The U.N Food & Agriculture Organization

This United Nations organization is primarily concerned with reducing bycatching (incidental catching) of seabirds by the fishing fleets of the world, especially longline fishing. The FAO (Food and Agriculture Organization) was formed in 1988 and the policy is called IPOA-Seabirds, all world countries are encouraged to implement the strategies and action plans to reduce seabird incidental catching.

Regional Actions

It is not just through global organizations that change is being effected around the world, at regional levels too things are beginning to change in the favor of marine bird-life conservation. Recent examples of regional marine life conservation initiatives have been the Pacific Regional Environmental Programme and the Nairobi and Abidjan Conventions.

Marine Stewardship Council

The Marine Stewardship Council is widely regarded as the most effective and robust mechanism that certifies sustainable fishing. It regularly comments on individual fishing policies from around the world and how to better implement effective and sustainable fishing.

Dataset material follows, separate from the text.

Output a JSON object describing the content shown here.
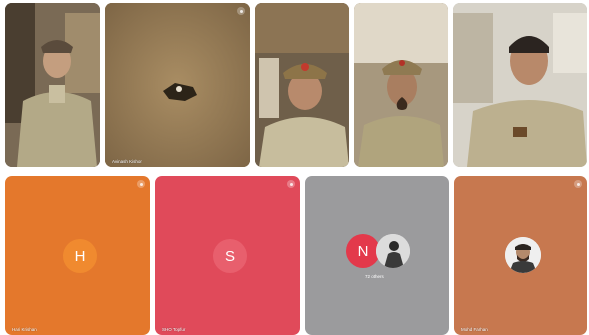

All these organizations and different world and regional policies to protect our marine seabirds is gradually turning the tide in the fight against their extinction. It would be hard to imagine a world without terns or petrels or albatrosses and gulls. And the fight must continue to educate the fishing fleets of the world so that bycatching becomes a thing of the past and no more marine birds are killed with such thoughtless actions. This can be prevented, and the relevant world and regional parties have to put legislation in place to eradicate it.